三人妻(その9)
安兵衛は、三番目の妻のお香のために、やはり聖天稲荷近くに家を借りた。
これは、破格の広壮な家で、今までお貞とお静の二人妻を同じように扱う安兵衛のやり方からは外れていた。
妻の家を毎夜変えて通うという、二人妻の時代と同じやり方を三人妻でもするのか、それともお香の家だけに通うのか、世間は噂話に興じた。
が、それを確かめるすべはなかった。
・・・お香との婚礼の夜に、とんでもない惨事が起こった。
安兵衛は、巣鴨から源五郎と妾のお好を呼び、取引業者、雇い人、それと先輩妻のお貞とお静の二人も併せて十人にも満たない披露宴を新居で行った。
雪洞が照らす新郎新婦の横で、仲人役の源五郎が高砂をうなっている座敷へ、突如大きな麒麟が駆け込んで来て、なんと安兵衛の首にかぶりついたのだ。
・・・婚礼の席は、悲鳴と怒号が入りまじる阿鼻地獄と化した。
源五郎が、麒麟に抱きついて引き離したが、その口には安兵衛の喉の血と肉がべっとりとついて恐ろしいことこの上ない。
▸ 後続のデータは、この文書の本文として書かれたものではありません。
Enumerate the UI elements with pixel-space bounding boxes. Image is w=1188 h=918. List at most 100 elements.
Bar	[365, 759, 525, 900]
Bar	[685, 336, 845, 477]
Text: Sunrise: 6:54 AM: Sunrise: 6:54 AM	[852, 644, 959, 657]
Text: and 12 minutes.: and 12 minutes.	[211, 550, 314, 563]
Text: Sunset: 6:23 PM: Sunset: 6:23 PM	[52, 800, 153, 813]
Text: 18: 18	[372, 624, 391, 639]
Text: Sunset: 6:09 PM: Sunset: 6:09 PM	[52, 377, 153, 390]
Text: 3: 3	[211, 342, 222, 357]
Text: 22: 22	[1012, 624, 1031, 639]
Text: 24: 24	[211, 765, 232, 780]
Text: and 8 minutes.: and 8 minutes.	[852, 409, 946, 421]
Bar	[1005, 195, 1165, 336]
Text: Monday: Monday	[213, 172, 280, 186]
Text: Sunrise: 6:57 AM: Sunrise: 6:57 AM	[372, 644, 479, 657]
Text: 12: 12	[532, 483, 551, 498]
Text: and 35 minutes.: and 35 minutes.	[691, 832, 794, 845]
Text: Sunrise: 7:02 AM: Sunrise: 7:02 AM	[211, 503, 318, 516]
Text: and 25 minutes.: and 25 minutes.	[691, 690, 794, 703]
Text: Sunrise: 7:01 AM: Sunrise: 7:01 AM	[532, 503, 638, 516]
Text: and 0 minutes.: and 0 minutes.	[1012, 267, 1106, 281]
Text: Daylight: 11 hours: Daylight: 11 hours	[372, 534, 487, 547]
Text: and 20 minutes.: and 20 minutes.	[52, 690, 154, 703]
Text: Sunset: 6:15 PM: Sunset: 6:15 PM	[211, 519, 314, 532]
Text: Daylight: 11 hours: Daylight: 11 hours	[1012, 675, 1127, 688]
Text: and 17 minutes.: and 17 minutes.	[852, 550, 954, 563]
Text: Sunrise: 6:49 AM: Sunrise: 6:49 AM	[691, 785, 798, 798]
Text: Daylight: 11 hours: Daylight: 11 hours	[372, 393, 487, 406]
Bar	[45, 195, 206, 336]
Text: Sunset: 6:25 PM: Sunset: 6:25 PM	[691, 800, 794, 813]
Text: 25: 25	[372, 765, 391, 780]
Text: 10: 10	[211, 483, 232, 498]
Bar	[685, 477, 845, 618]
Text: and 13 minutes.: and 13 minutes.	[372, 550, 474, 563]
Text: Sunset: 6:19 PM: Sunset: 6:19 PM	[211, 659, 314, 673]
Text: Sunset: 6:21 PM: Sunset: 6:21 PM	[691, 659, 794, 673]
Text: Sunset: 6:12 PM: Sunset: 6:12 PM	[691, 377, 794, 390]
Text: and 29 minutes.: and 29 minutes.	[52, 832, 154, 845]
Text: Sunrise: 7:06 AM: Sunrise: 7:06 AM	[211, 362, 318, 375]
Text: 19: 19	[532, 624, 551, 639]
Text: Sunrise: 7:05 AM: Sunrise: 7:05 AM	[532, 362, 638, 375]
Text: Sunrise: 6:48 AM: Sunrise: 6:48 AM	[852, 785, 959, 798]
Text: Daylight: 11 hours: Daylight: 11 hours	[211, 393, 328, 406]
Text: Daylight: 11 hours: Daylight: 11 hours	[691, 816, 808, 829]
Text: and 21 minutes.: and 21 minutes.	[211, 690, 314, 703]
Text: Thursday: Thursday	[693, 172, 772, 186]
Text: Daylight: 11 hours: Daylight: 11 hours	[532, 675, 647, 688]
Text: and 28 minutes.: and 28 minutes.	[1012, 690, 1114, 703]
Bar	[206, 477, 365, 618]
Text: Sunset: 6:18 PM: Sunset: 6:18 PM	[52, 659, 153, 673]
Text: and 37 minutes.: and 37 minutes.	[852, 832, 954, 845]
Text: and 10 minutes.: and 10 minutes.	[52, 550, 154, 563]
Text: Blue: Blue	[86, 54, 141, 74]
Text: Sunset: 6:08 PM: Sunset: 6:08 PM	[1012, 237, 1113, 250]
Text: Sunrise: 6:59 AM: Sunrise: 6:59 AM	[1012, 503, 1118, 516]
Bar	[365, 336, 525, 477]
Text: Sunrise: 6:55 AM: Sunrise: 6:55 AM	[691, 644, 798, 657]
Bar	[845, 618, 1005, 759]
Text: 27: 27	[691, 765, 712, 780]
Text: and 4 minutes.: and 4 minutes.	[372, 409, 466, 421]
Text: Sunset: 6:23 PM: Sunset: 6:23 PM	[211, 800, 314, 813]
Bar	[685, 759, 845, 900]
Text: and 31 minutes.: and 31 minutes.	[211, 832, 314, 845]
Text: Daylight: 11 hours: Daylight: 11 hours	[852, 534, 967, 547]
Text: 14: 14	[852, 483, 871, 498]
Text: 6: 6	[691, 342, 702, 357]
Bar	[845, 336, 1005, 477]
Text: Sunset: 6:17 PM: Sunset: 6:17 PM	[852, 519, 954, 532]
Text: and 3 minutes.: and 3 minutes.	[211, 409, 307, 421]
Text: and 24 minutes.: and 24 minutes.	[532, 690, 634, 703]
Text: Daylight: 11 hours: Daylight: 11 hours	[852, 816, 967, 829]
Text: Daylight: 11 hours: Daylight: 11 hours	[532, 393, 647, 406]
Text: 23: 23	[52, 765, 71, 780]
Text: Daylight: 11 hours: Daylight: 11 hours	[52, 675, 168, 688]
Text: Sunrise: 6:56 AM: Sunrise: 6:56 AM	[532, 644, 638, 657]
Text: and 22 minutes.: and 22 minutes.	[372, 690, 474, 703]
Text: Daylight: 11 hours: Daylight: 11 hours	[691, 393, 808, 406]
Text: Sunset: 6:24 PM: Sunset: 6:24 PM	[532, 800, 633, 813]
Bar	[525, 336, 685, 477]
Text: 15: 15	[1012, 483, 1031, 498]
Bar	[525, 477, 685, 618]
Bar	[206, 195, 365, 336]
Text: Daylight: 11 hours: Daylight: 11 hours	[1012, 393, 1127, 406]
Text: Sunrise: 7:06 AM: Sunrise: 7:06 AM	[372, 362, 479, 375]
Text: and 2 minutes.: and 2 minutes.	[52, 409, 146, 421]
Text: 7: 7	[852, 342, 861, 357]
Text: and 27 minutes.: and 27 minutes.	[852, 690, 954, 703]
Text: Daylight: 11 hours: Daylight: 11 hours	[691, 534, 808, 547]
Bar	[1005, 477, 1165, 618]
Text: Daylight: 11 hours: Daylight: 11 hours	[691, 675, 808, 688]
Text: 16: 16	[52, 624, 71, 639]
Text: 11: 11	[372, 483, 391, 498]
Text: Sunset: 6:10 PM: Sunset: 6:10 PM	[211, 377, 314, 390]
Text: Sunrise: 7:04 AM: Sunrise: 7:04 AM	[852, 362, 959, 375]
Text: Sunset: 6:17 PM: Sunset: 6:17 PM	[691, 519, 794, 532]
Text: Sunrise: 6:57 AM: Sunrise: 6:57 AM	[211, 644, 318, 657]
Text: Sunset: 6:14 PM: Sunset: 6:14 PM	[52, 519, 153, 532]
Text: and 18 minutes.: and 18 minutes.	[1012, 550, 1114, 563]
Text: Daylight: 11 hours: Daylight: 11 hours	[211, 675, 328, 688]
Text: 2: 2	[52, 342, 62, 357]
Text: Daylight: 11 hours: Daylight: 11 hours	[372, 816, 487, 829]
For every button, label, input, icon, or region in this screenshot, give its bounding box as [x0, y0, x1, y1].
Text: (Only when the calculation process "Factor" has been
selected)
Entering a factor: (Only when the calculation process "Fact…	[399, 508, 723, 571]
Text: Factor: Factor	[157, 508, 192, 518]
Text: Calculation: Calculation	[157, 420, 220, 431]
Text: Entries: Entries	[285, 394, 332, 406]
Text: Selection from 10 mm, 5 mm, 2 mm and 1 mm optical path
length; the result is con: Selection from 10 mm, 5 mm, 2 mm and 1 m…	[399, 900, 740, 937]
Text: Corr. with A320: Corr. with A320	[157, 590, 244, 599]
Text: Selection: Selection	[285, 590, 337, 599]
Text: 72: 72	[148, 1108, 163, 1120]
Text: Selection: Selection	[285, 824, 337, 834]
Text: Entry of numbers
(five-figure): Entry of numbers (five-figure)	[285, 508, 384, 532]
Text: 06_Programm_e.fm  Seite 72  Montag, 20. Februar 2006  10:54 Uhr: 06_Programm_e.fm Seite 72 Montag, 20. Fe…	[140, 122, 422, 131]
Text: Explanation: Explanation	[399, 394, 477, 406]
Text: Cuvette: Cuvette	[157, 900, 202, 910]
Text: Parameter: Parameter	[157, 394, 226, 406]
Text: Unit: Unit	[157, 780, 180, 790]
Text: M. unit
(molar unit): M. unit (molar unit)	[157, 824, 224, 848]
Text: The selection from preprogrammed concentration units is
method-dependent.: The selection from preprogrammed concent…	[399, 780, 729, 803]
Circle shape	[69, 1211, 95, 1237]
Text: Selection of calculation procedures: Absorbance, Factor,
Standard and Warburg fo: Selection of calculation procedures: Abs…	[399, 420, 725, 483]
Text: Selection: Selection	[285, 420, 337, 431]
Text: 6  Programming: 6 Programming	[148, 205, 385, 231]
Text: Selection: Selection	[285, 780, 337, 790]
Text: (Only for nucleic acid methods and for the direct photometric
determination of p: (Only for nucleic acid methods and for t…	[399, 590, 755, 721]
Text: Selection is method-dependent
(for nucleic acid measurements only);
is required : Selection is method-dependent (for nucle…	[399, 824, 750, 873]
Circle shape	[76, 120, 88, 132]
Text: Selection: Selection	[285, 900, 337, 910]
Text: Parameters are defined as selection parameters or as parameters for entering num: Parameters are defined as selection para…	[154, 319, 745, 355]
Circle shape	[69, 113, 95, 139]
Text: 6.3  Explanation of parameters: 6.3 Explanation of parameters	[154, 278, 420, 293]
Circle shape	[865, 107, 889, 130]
麒麟は源五郎を振り切ると、そのまま縁側から坪庭へと逃げ去った。
知らせを聞いた浮多郎が聖天稲荷近くの惨劇の家に着くと、すでに番所から役人が来て調べをはじめていた。
朝には岡埜同心も来るだろう。
さすがのお香も放心状態で、二人妻とともに奥座敷で沈み込んでいた。
それでも、浮多郎の顔を見ると、婚礼の席の惨劇を事細かに話してくれた。
「安兵衛さんに喰いついたのは、やはり麒麟で?」
「麒麟を見たのは初めてで。そう思いました。ただ・・・」
「ただ、何ですか?」
「麒麟ってもっと大きな獣と思ってたね。龍ぐらいの・・・」
「麒麟も龍も、実際に見た人はひとりもいません。どのぐらいの大きさで?」
「仔牛か、大きな犬・・・といった感じかねえ」
「どこから?」
「玄関からだと思う」
「いきなり?」
「ええ、いきなり安兵衛さんに飛びかかって」
「だれも止めなかった?」
「源五郎さんが立ち上がり、追い払おうとしたけど・・・」
隠居老人にしては、ずいぶんと気丈な振る舞いだった。
「源五郎老人は披露宴のために、巣鴨からわざわざ?」
「いえ、倅の源八さんの呉服屋が団子坂下にあるので、いったんそこで休んでから駕籠でお見えで」
お貞が横から口をはさんだ。
町駕籠を呼んだ源五郎とお好は、すでに巣鴨へ帰ったという。
「どんなだった?」
政五郎は寝ないで浮多郎の帰りを待っていた。
麒麟が安兵衛を食い殺した話をすると、
「麒麟ねえ。世が泰平の時だけ現れて、千年生きる聖なる獣だそうじゃねえか。でかい角が頭に一本あって、顔は龍のよう。黄金の毛でもって、鱗に覆われたからだも大きいが、その割に穏やかな性質らしい」
政五郎は、見て来たようなことを口にした。
「大きいって、どれぐらいで?」
「さあ、牛ぐらいか。いや、馬か。う~ん、分からねえや」
「安兵衛を喰い殺した麒麟は、仔牛か大きな犬ぐらいだったそうです」
政五郎の麒麟の講釈を聞き流しながら、浮多郎は明日の朝一で両国の見せ物小屋の麒麟、いや犬のシロがあの女の子といっしょにいたか、まず確かめようと思った。